My follow-up, and I will be quick I realize we are at the top of the hour, but it's kind of more of a macro question. It's going to be a tough one to answer. But when we think about Chevron's role as a global player, 1.9 million barrels a day of oil and the operated obviously is a lot bigger than that, do you think that Chevron has been representative of big oil and non-OPEC, meets a certain oil price environment to maintain flat production, what would that number be for Chevron? In other words to hold production flat close to the start-up of the major projects, can you hold flat at 50 or 60 or 70? What do you think that number is now? I will leave it there.
Well Doug you're right it is a tough question. If we're in a $50 world, there will not be -- just as I said at a macro level around the world I don’t see many investments that are going to go with the fiscal terms we see in place today with the cost levels we see today. I see very few major oil projects going forward. There will be incremental investments on existing projects to mitigate the decline there will be some shale investments that maybe economic, but I don’t know for example around the world of full cycle of economics deepwater projects that go at $50 at the current cost structure. I don’t know of new oil sands volumes that can come on at $50 and there are oil fields in decline everywhere so I just don’t see that.

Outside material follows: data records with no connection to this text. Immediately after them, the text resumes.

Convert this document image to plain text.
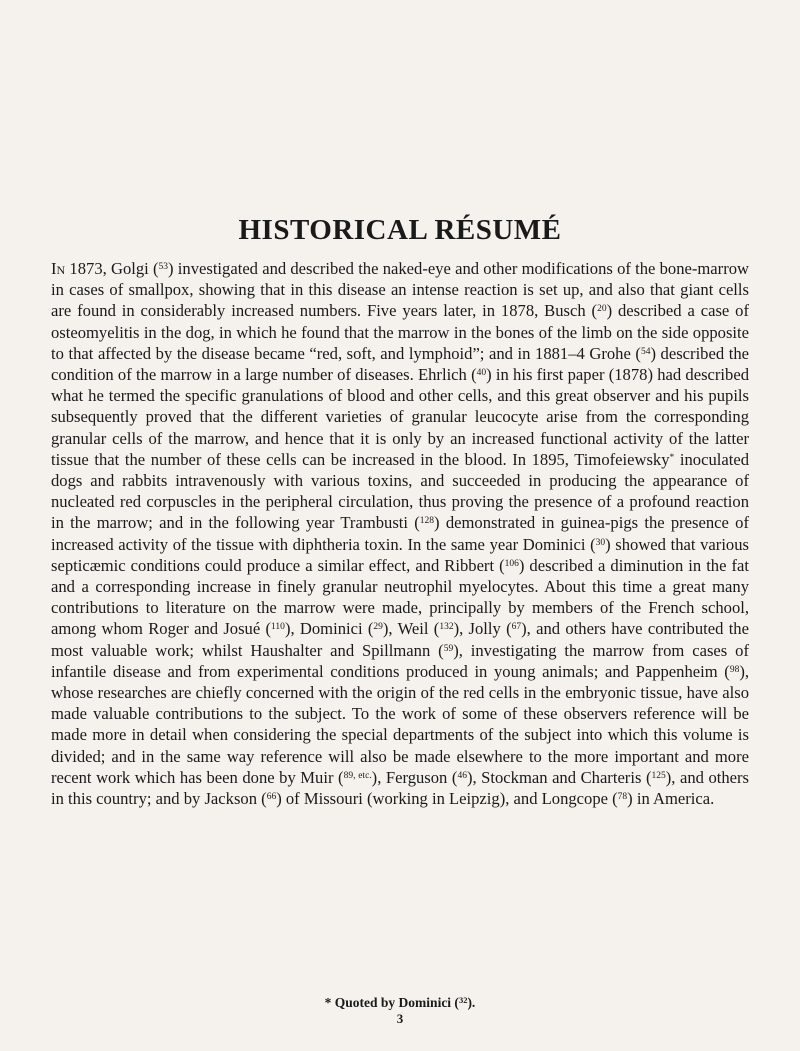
HISTORICAL RÉSUMÉ

In 1873, Golgi ($^{53}$) investigated and described the naked-eye and other modifications of the bone-marrow in cases of smallpox, showing that in this disease an intense reaction is set up, and also that giant cells are found in considerably increased numbers. Five years later, in 1878, Busch ($^{20}$) described a case of osteomyelitis in the dog, in which he found that the marrow in the bones of the limb on the side opposite to that affected by the disease became “red, soft, and lymphoid”; and in 1881–4 Grohe ($^{54}$) described the condition of the marrow in a large number of diseases. Ehrlich ($^{40}$) in his first paper (1878) had described what he termed the specific granulations of blood and other cells, and this great observer and his pupils subsequently proved that the different varieties of granular leucocyte arise from the corresponding granular cells of the marrow, and hence that it is only by an increased functional activity of the latter tissue that the number of these cells can be increased in the blood. In 1895, Timofeiewsky* inoculated dogs and rabbits intravenously with various toxins, and succeeded in producing the appearance of nucleated red corpuscles in the peripheral circulation, thus proving the presence of a profound reaction in the marrow; and in the following year Trambusti ($^{128}$) demonstrated in guinea-pigs the presence of increased activity of the tissue with diphtheria toxin. In the same year Dominici ($^{30}$) showed that various septicæmic conditions could produce a similar effect, and Ribbert ($^{106}$) described a diminution in the fat and a corresponding increase in finely granular neutrophil myelocytes. About this time a great many contributions to literature on the marrow were made, principally by members of the French school, among whom Roger and Josué ($^{110}$), Dominici ($^{29}$), Weil ($^{132}$), Jolly ($^{67}$), and others have contributed the most valuable work; whilst Haushalter and Spillmann ($^{59}$), investigating the marrow from cases of infantile disease and from experimental conditions produced in young animals; and Pappenheim ($^{98}$), whose researches are chiefly concerned with the origin of the red cells in the embryonic tissue, have also made valuable contributions to the subject. To the work of some of these observers reference will be made more in detail when considering the special departments of the subject into which this volume is divided; and in the same way reference will also be made elsewhere to the more important and more recent work which has been done by Muir ($^{89, etc.}$), Ferguson ($^{46}$), Stockman and Charteris ($^{125}$), and others in this country; and by Jackson ($^{66}$) of Missouri (working in Leipzig), and Longcope ($^{78}$) in America.

* Quoted by Dominici ($^{32}$).

3
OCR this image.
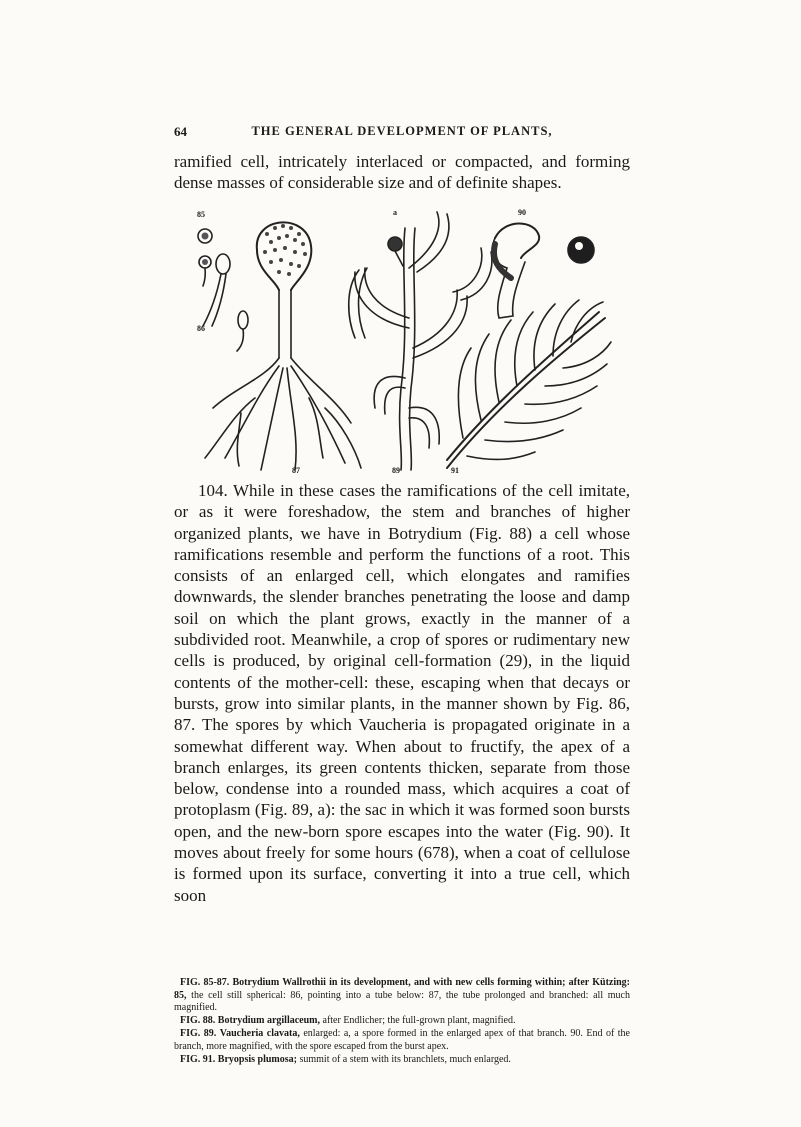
64	THE GENERAL DEVELOPMENT OF PLANTS,

ramified cell, intricately interlaced or compacted, and forming dense masses of considerable size and of definite shapes.

85	a	90
86
87	89	91

104. While in these cases the ramifications of the cell imitate, or as it were foreshadow, the stem and branches of higher organized plants, we have in Botrydium (Fig. 88) a cell whose ramifications resemble and perform the functions of a root. This consists of an enlarged cell, which elongates and ramifies downwards, the slender branches penetrating the loose and damp soil on which the plant grows, exactly in the manner of a subdivided root. Meanwhile, a crop of spores or rudimentary new cells is produced, by original cell-formation (29), in the liquid contents of the mother-cell: these, escaping when that decays or bursts, grow into similar plants, in the manner shown by Fig. 86, 87. The spores by which Vaucheria is propagated originate in a somewhat different way. When about to fructify, the apex of a branch enlarges, its green contents thicken, separate from those below, condense into a rounded mass, which acquires a coat of protoplasm (Fig. 89, a): the sac in which it was formed soon bursts open, and the new-born spore escapes into the water (Fig. 90). It moves about freely for some hours (678), when a coat of cellulose is formed upon its surface, converting it into a true cell, which soon

FIG. 85-87. Botrydium Wallrothii in its development, and with new cells forming within; after Kützing: 85, the cell still spherical: 86, pointing into a tube below: 87, the tube prolonged and branched: all much magnified.

FIG. 88. Botrydium argillaceum, after Endlicher; the full-grown plant, magnified.

FIG. 89. Vaucheria clavata, enlarged: a, a spore formed in the enlarged apex of that branch. 90. End of the branch, more magnified, with the spore escaped from the burst apex.

FIG. 91. Bryopsis plumosa; summit of a stem with its branchlets, much enlarged.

Now cost can adjust, fiscal terms can adjust and so it's hard to speak definitively for a very long period of time, but it is very clear that the incremental barrels are coming from more complex developments overtime. With all the enthusiasm around shale I think it's important to remember it's 4 million barrels a day out of a 92 million barrel base. And you're going to see the rate of growth in that volume was due to slow and you're going to see a reduction in that rate of growth in response to current prices.

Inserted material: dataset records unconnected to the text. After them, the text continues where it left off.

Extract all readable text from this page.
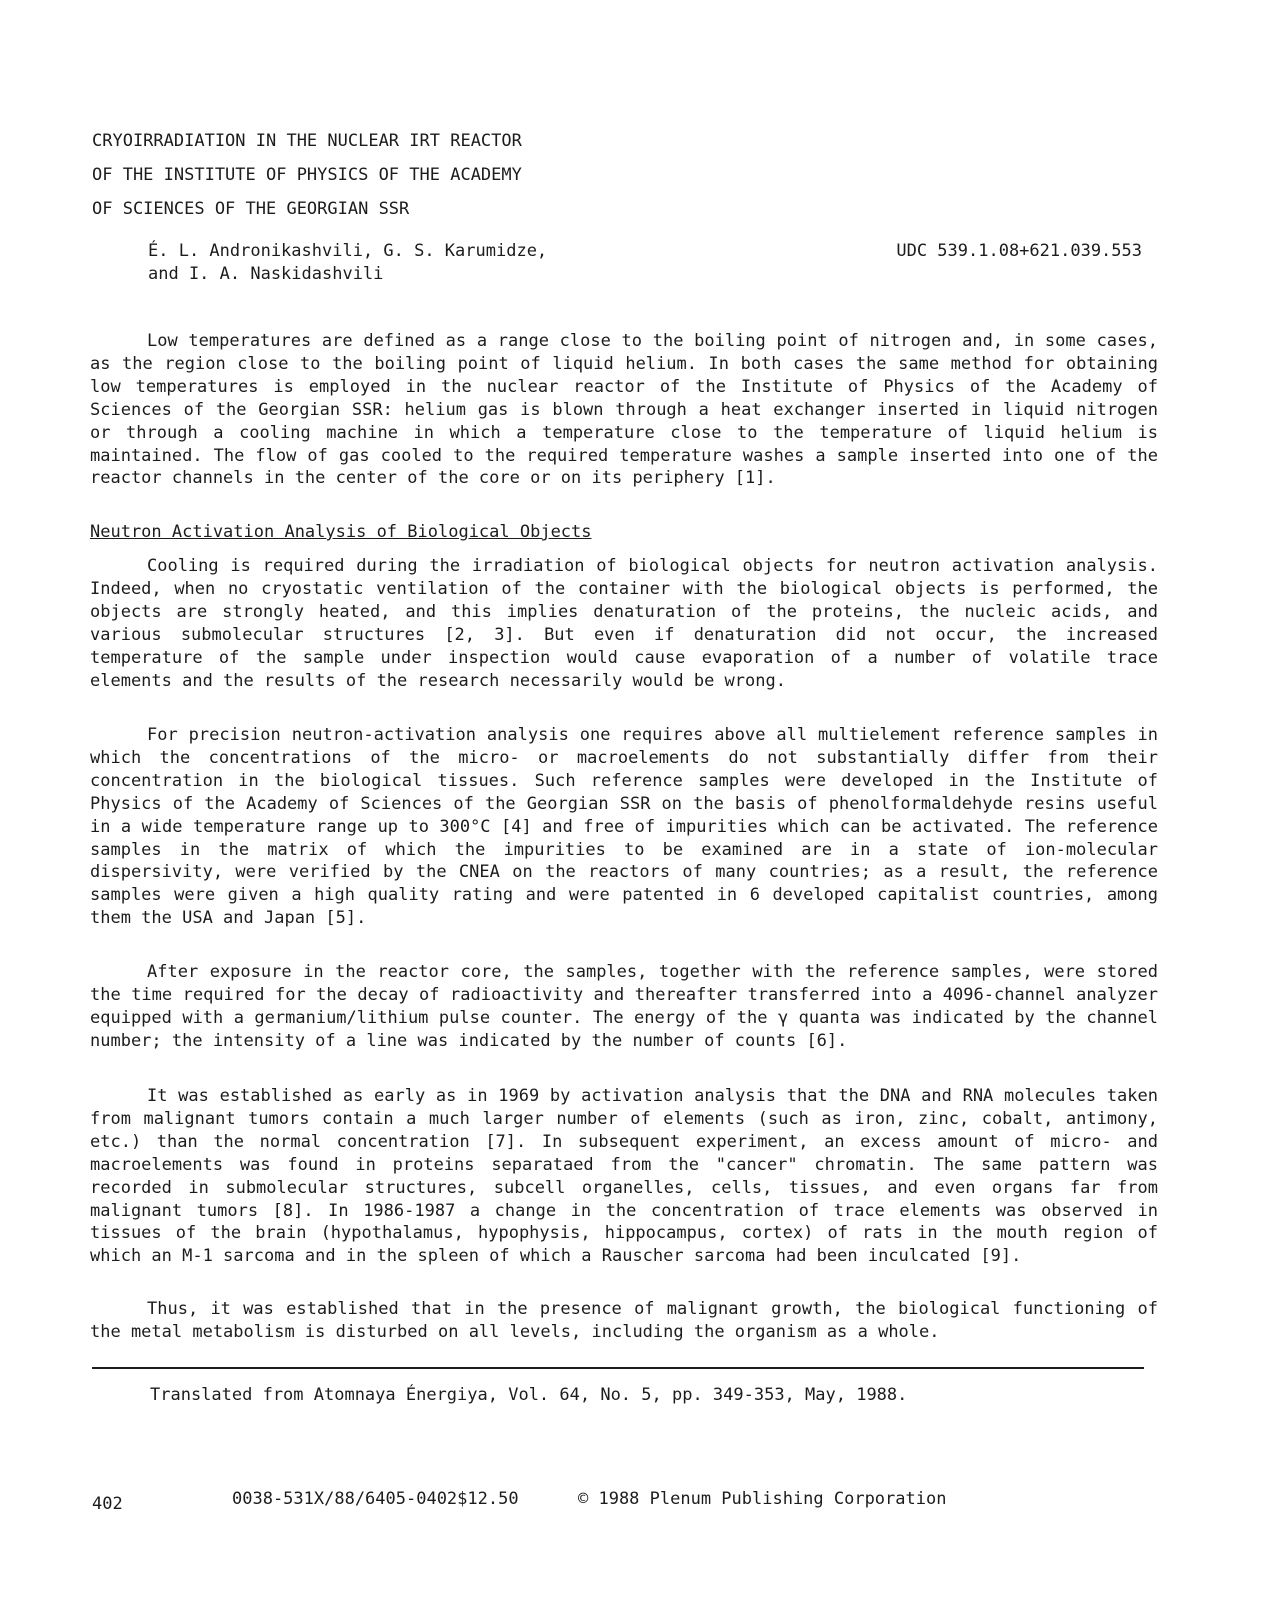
CRYOIRRADIATION IN THE NUCLEAR IRT REACTOR
OF THE INSTITUTE OF PHYSICS OF THE ACADEMY
OF SCIENCES OF THE GEORGIAN SSR
É. L. Andronikashvili, G. S. Karumidze,
and I. A. Naskidashvili
UDC 539.1.08+621.039.553

Low temperatures are defined as a range close to the boiling point of nitrogen and, in some cases, as the region close to the boiling point of liquid helium. In both cases the same method for obtaining low temperatures is employed in the nuclear reactor of the Institute of Physics of the Academy of Sciences of the Georgian SSR: helium gas is blown through a heat exchanger inserted in liquid nitrogen or through a cooling machine in which a temperature close to the temperature of liquid helium is maintained. The flow of gas cooled to the required temperature washes a sample inserted into one of the reactor channels in the center of the core or on its periphery [1].

Neutron Activation Analysis of Biological Objects

Cooling is required during the irradiation of biological objects for neutron activation analysis. Indeed, when no cryostatic ventilation of the container with the biological objects is performed, the objects are strongly heated, and this implies denaturation of the proteins, the nucleic acids, and various submolecular structures [2, 3]. But even if denaturation did not occur, the increased temperature of the sample under inspection would cause evaporation of a number of volatile trace elements and the results of the research necessarily would be wrong.

For precision neutron-activation analysis one requires above all multielement reference samples in which the concentrations of the micro- or macroelements do not substantially differ from their concentration in the biological tissues. Such reference samples were developed in the Institute of Physics of the Academy of Sciences of the Georgian SSR on the basis of phenolformaldehyde resins useful in a wide temperature range up to 300°C [4] and free of impurities which can be activated. The reference samples in the matrix of which the impurities to be examined are in a state of ion-molecular dispersivity, were verified by the CNEA on the reactors of many countries; as a result, the reference samples were given a high quality rating and were patented in 6 developed capitalist countries, among them the USA and Japan [5].

After exposure in the reactor core, the samples, together with the reference samples, were stored the time required for the decay of radioactivity and thereafter transferred into a 4096-channel analyzer equipped with a germanium/lithium pulse counter. The energy of the γ quanta was indicated by the channel number; the intensity of a line was indicated by the number of counts [6].

It was established as early as in 1969 by activation analysis that the DNA and RNA molecules taken from malignant tumors contain a much larger number of elements (such as iron, zinc, cobalt, antimony, etc.) than the normal concentration [7]. In subsequent experiment, an excess amount of micro- and macroelements was found in proteins separataed from the "cancer" chromatin. The same pattern was recorded in submolecular structures, subcell organelles, cells, tissues, and even organs far from malignant tumors [8]. In 1986-1987 a change in the concentration of trace elements was observed in tissues of the brain (hypothalamus, hypophysis, hippocampus, cortex) of rats in the mouth region of which an M-1 sarcoma and in the spleen of which a Rauscher sarcoma had been inculcated [9].

Thus, it was established that in the presence of malignant growth, the biological functioning of the metal metabolism is disturbed on all levels, including the organism as a whole.

Translated from Atomnaya Énergiya, Vol. 64, No. 5, pp. 349-353, May, 1988.
402	0038-531X/88/6405-0402$12.50	© 1988 Plenum Publishing Corporation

I think we're at the end of our time I thank you very much for the questions. That -- and in closing we’d just say we appreciate everyone's participation. I especially want to thank the analysts on behalf of all participants. We look forward to seeing you at our March Security Analyst Meeting, so Jonathan thank you.
Thank you. And thank you ladies gentlemen. This does conclude Chevron's fourth quarter 2014 earnings conference call. You may now disconnect. Good day.